Moins de voitures étrangères, moins de voitures polluantes, plus de voitures chinoises , tout ceci représente une menace que doivent traiter les constructeurs occidentaux pour ne pas être anesthésiés par les promesses de ce nouveau eldorado qui risquent, à tout moment, de tourner court.

Plus de volumes, ou une vraie réflexion sur des solutions alternatives ?

On peut conclure que l’avenir de l’automobile ne se trouve pas dans la fuite en avant vers les volumes.
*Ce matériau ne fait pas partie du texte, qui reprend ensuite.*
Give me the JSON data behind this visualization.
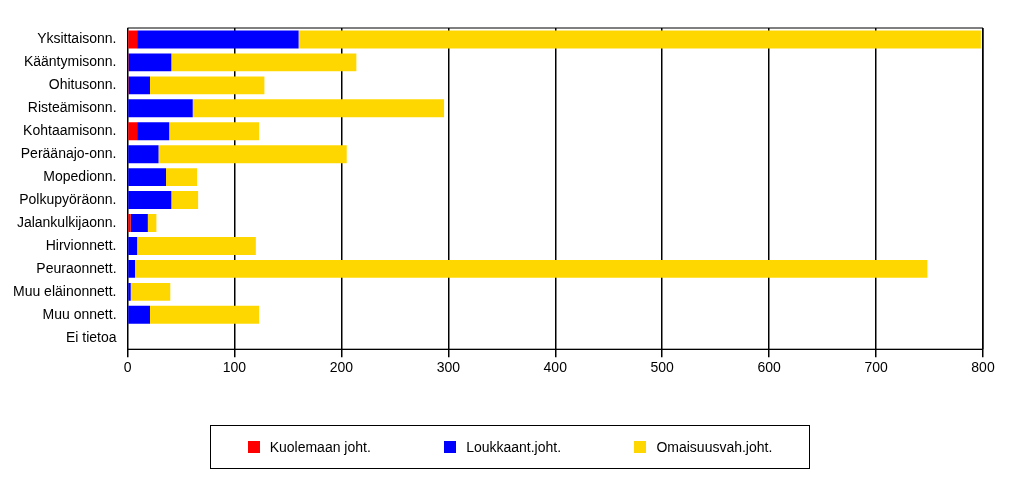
{
  "chart_data": {
    "type": "bar",
    "orientation": "horizontal",
    "stacked": true,
    "categories": [
      "Yksittaisonn.",
      "Kääntymisonn.",
      "Ohitusonn.",
      "Risteämisonn.",
      "Kohtaamisonn.",
      "Peräänajo-onn.",
      "Mopedionn.",
      "Polkupyöräonn.",
      "Jalankulkijaonn.",
      "Hirvionnett.",
      "Peuraonnett.",
      "Muu eläinonnett.",
      "Muu onnett.",
      "Ei tietoa"
    ],
    "series": [
      {
        "name": "Kuolemaan joht.",
        "color": "#ff0000",
        "values": [
          9,
          1,
          1,
          0,
          9,
          0,
          0,
          0,
          3,
          0,
          0,
          0,
          0,
          0
        ]
      },
      {
        "name": "Loukkaant.joht.",
        "color": "#0000ff",
        "values": [
          151,
          40,
          20,
          61,
          30,
          29,
          36,
          41,
          16,
          9,
          7,
          3,
          21,
          0
        ]
      },
      {
        "name": "Omaisuusvah.joht.",
        "color": "#ffd700",
        "values": [
          638,
          173,
          107,
          235,
          84,
          176,
          29,
          25,
          8,
          111,
          741,
          37,
          102,
          0
        ]
      }
    ],
    "xlim": [
      0,
      800
    ],
    "xticks": [
      0,
      100,
      200,
      300,
      400,
      500,
      600,
      700,
      800
    ],
    "grid": "x",
    "legend": "bottom"
  }
}
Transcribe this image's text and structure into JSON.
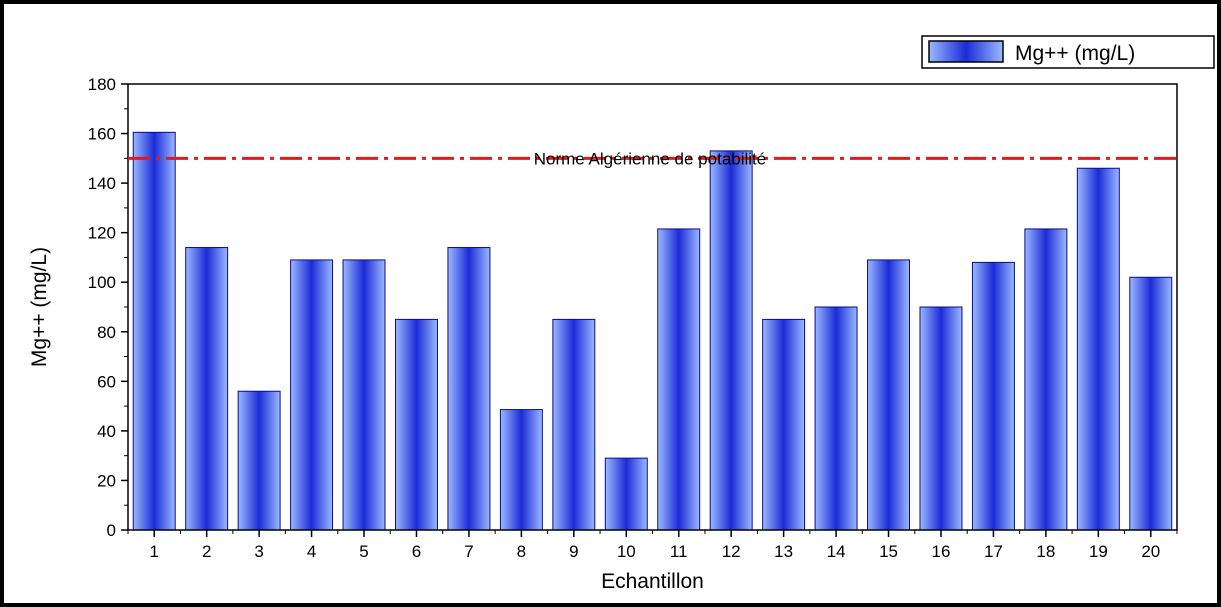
{
  "chart_data": {
    "type": "bar",
    "categories": [
      "1",
      "2",
      "3",
      "4",
      "5",
      "6",
      "7",
      "8",
      "9",
      "10",
      "11",
      "12",
      "13",
      "14",
      "15",
      "16",
      "17",
      "18",
      "19",
      "20"
    ],
    "series": [
      {
        "name": "Mg++ (mg/L)",
        "values": [
          160.5,
          114,
          56,
          109,
          109,
          85,
          114,
          48.6,
          85,
          29,
          121.5,
          153,
          85,
          90,
          109,
          90,
          108,
          121.5,
          146,
          102
        ]
      }
    ],
    "xlabel": "Echantillon",
    "ylabel": "Mg++ (mg/L)",
    "ylim": [
      0,
      180
    ],
    "yticks": [
      0,
      20,
      40,
      60,
      80,
      100,
      120,
      140,
      160,
      180
    ],
    "reference_line": {
      "value": 150,
      "label": "Norme Algérienne de potabilité",
      "color": "#e31a1c"
    },
    "legend_position": "top-right",
    "grid": false,
    "bar_color": "#1c2bd8",
    "bar_highlight": "#9ab9ff"
  }
}
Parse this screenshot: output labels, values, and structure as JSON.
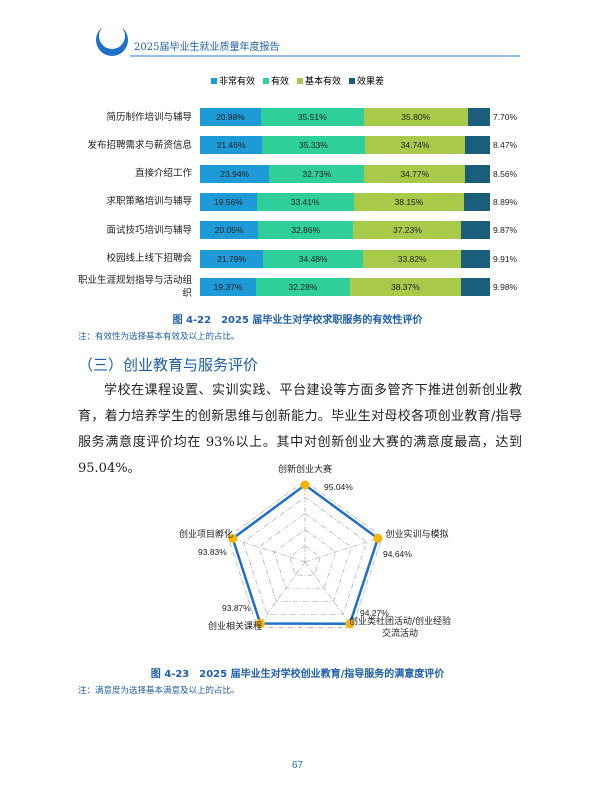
{
  "header": {
    "title": "2025届毕业生就业质量年度报告"
  },
  "chart_data": [
    {
      "type": "bar",
      "orientation": "horizontal",
      "stacked": true,
      "legend": "top",
      "title": "图 4-22　2025 届毕业生对学校求职服务的有效性评价",
      "note": "注：有效性为选择基本有效及以上的占比。",
      "categories": [
        "简历制作培训与辅导",
        "发布招聘需求与薪资信息",
        "直接介绍工作",
        "求职策略培训与辅导",
        "面试技巧培训与辅导",
        "校园线上线下招聘会",
        "职业生涯规划指导与活动组织"
      ],
      "xlim": [
        0,
        100
      ],
      "series": [
        {
          "name": "非常有效",
          "color": "#1e9ad6",
          "values": [
            20.98,
            21.46,
            23.94,
            19.56,
            20.05,
            21.79,
            19.37
          ],
          "value_labels": [
            "20.98%",
            "21.46%",
            "23.94%",
            "19.56%",
            "20.05%",
            "21.79%",
            "19.37%"
          ]
        },
        {
          "name": "有效",
          "color": "#2fcf9c",
          "values": [
            35.51,
            35.33,
            32.73,
            33.41,
            32.86,
            34.48,
            32.28
          ],
          "value_labels": [
            "35.51%",
            "35.33%",
            "32.73%",
            "33.41%",
            "32.86%",
            "34.48%",
            "32.28%"
          ]
        },
        {
          "name": "基本有效",
          "color": "#a9c94b",
          "values": [
            35.8,
            34.74,
            34.77,
            38.15,
            37.23,
            33.82,
            38.37
          ],
          "value_labels": [
            "35.80%",
            "34.74%",
            "34.77%",
            "38.15%",
            "37.23%",
            "33.82%",
            "38.37%"
          ]
        },
        {
          "name": "效果差",
          "color": "#1b5e7c",
          "values": [
            7.7,
            8.47,
            8.56,
            8.89,
            9.87,
            9.91,
            9.98
          ],
          "value_labels": [
            "7.70%",
            "8.47%",
            "8.56%",
            "8.89%",
            "9.87%",
            "9.91%",
            "9.98%"
          ]
        }
      ]
    },
    {
      "type": "radar",
      "title": "图 4-23　2025 届毕业生对学校创业教育/指导服务的满意度评价",
      "note": "注：满意度为选择基本满意及以上的占比。",
      "categories": [
        "创新创业大赛",
        "创业实训与模拟",
        "创业类社团活动/创业经验交流活动",
        "创业相关课程",
        "创业项目孵化"
      ],
      "values": [
        95.04,
        94.64,
        94.27,
        93.87,
        93.83
      ],
      "value_labels": [
        "95.04%",
        "94.64%",
        "94.27%",
        "93.87%",
        "93.83%"
      ],
      "rlim": [
        0,
        100
      ],
      "color": "#1f6fc6",
      "marker_color": "#f5b400"
    }
  ],
  "section": {
    "heading": "（三）创业教育与服务评价",
    "paragraph": "学校在课程设置、实训实践、平台建设等方面多管齐下推进创新创业教育，着力培养学生的创新思维与创新能力。毕业生对母校各项创业教育/指导服务满意度评价均在 93%以上。其中对创新创业大赛的满意度最高，达到 95.04%。"
  },
  "page_number": 67
}
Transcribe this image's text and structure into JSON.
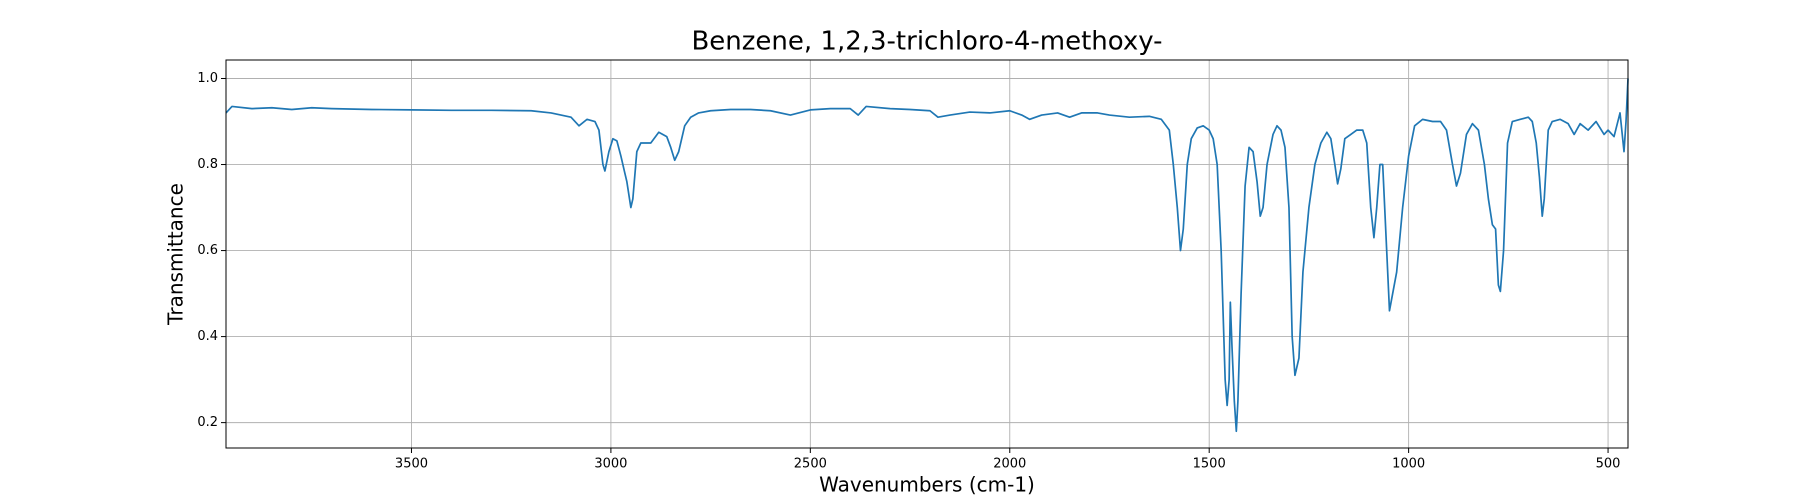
{
  "chart_data": {
    "type": "line",
    "title": "Benzene, 1,2,3-trichloro-4-methoxy-",
    "xlabel": "Wavenumbers (cm-1)",
    "ylabel": "Transmittance",
    "xlim": [
      3965,
      450
    ],
    "ylim": [
      0.141,
      1.043
    ],
    "xticks": [
      3500,
      3000,
      2500,
      2000,
      1500,
      1000,
      500
    ],
    "yticks": [
      0.2,
      0.4,
      0.6,
      0.8,
      {
        "value": 1.0,
        "label": "1.0"
      }
    ],
    "grid": true,
    "x": [
      3965,
      3950,
      3900,
      3850,
      3800,
      3750,
      3700,
      3600,
      3500,
      3400,
      3300,
      3200,
      3150,
      3100,
      3080,
      3060,
      3040,
      3030,
      3020,
      3015,
      3005,
      2995,
      2985,
      2975,
      2965,
      2960,
      2950,
      2945,
      2935,
      2925,
      2900,
      2880,
      2860,
      2850,
      2840,
      2830,
      2815,
      2800,
      2780,
      2750,
      2700,
      2650,
      2600,
      2550,
      2500,
      2450,
      2400,
      2380,
      2360,
      2300,
      2250,
      2200,
      2180,
      2150,
      2100,
      2050,
      2000,
      1970,
      1950,
      1920,
      1880,
      1850,
      1820,
      1780,
      1750,
      1700,
      1650,
      1620,
      1600,
      1590,
      1580,
      1572,
      1565,
      1555,
      1545,
      1530,
      1515,
      1500,
      1490,
      1480,
      1470,
      1460,
      1455,
      1450,
      1447,
      1443,
      1437,
      1432,
      1428,
      1420,
      1410,
      1400,
      1390,
      1380,
      1372,
      1365,
      1355,
      1340,
      1330,
      1320,
      1310,
      1300,
      1292,
      1285,
      1275,
      1265,
      1250,
      1235,
      1220,
      1205,
      1195,
      1185,
      1178,
      1170,
      1160,
      1145,
      1130,
      1115,
      1105,
      1095,
      1087,
      1080,
      1072,
      1065,
      1055,
      1048,
      1040,
      1030,
      1015,
      1000,
      985,
      965,
      940,
      920,
      905,
      890,
      880,
      870,
      855,
      840,
      825,
      810,
      800,
      790,
      782,
      775,
      770,
      762,
      752,
      740,
      720,
      700,
      690,
      680,
      672,
      665,
      660,
      650,
      640,
      620,
      600,
      585,
      570,
      550,
      530,
      510,
      500,
      485,
      470,
      460,
      455,
      450
    ],
    "series": [
      {
        "name": "Transmittance",
        "color": "#1f77b4",
        "values": [
          0.92,
          0.935,
          0.93,
          0.932,
          0.928,
          0.932,
          0.93,
          0.928,
          0.927,
          0.926,
          0.926,
          0.925,
          0.92,
          0.91,
          0.89,
          0.905,
          0.9,
          0.88,
          0.8,
          0.785,
          0.83,
          0.86,
          0.855,
          0.82,
          0.78,
          0.76,
          0.7,
          0.72,
          0.83,
          0.85,
          0.85,
          0.875,
          0.865,
          0.84,
          0.81,
          0.83,
          0.89,
          0.91,
          0.92,
          0.925,
          0.928,
          0.928,
          0.925,
          0.915,
          0.927,
          0.93,
          0.93,
          0.915,
          0.935,
          0.93,
          0.928,
          0.925,
          0.91,
          0.915,
          0.922,
          0.92,
          0.925,
          0.915,
          0.905,
          0.915,
          0.92,
          0.91,
          0.92,
          0.92,
          0.915,
          0.91,
          0.912,
          0.905,
          0.88,
          0.8,
          0.7,
          0.6,
          0.65,
          0.8,
          0.86,
          0.885,
          0.89,
          0.88,
          0.86,
          0.8,
          0.6,
          0.3,
          0.24,
          0.3,
          0.48,
          0.38,
          0.25,
          0.18,
          0.25,
          0.5,
          0.75,
          0.84,
          0.83,
          0.76,
          0.68,
          0.7,
          0.8,
          0.87,
          0.89,
          0.88,
          0.84,
          0.7,
          0.4,
          0.31,
          0.35,
          0.55,
          0.7,
          0.8,
          0.85,
          0.875,
          0.86,
          0.8,
          0.755,
          0.79,
          0.86,
          0.87,
          0.88,
          0.88,
          0.85,
          0.7,
          0.63,
          0.7,
          0.8,
          0.8,
          0.6,
          0.46,
          0.5,
          0.55,
          0.7,
          0.82,
          0.89,
          0.905,
          0.9,
          0.9,
          0.88,
          0.8,
          0.75,
          0.78,
          0.87,
          0.895,
          0.88,
          0.8,
          0.72,
          0.66,
          0.65,
          0.52,
          0.505,
          0.6,
          0.85,
          0.9,
          0.905,
          0.91,
          0.9,
          0.85,
          0.77,
          0.68,
          0.72,
          0.88,
          0.9,
          0.905,
          0.895,
          0.87,
          0.895,
          0.88,
          0.9,
          0.87,
          0.88,
          0.865,
          0.92,
          0.83,
          0.9,
          1.0
        ]
      }
    ]
  }
}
Ce comportement court-termiste est compréhensible pour les constructeurs soucieux avant tout de faire tourner leurs usines et de dégager les marges leur permettant de survivre.  Il dessert la cause de la mobilité car il ne répond plus à une liberté fondamentale, celle de se déplacer, par un outil approprié.

N’est-il pas temps pour l’industrie automobile de faire sa révolution comme l’informatique a su la faire ? En effet, la course au volume avec des véhicules tels qu’ils sont aujourd’hui conçus ne peut déboucher dans un terme plus ou moins proche que sur une profonde crise environnementale et urbaine que ni les gouvernements ni les utilisateurs, consommateurs et citoyens  ne pourront accepter. Réinventer l’auto-mobile est possible mais pour cela il faut s’affranchir de beaucoup de tabous et de dogmes.

Le produit est en effet de plus en plus inadapté aux conditions réelles d’usage. Cette dichotomie entre ce qui est acheté et l'usage qui en est fait, pour un objet de ce poids et de cet encombrement, pose désormais un réel problème de société qui ne peut rester durablement sans réponse crédible.

Il est en effet assez peu efficace économiquement d’utiliser un engin de 1500 kg pour transporter sur des distances moyennes de quelques dizaines de kilomètres 80 kg de « charge utile humaine » et ce en détruisant 6 l de carburant fossile non reproductible aux 100 km et en émettant  130 g de gaz à effet de serre par kilomètre… Aucun industriel n’aimerait gérer ce type de rendement pour ses machines…

Or ces véhicules sont conçus pour rouler à des vitesses élevées sur de longs parcours avec au moins quatre passagers et leurs bagages ce qu’ils ne font qu’occasionnellement et pour une faible partie de la flotte, puisque l’état normal d’un véhicule est l’arrêt pour 97% du temps. La conception des carrosseries, la sophistication des équipements embarqués se sont traduites au fil des générations de véhicules par un accroissement de poids que les progrès du rendement des moteurs peinent à compenser en termes de performance énergétique. En 1981, le poids moyen des véhicules particuliers en France était de 909 kg contre 1266 kg en 2011, la puissance passant den 62 kw à 106 kw. Il est paradoxal que l’Allemagne, qui se flatte d’une conscience écologique, soutienne sans réserve la production de véhicules lourds, puissants et polluants au mépris des limitations de vitesse et d’émissions.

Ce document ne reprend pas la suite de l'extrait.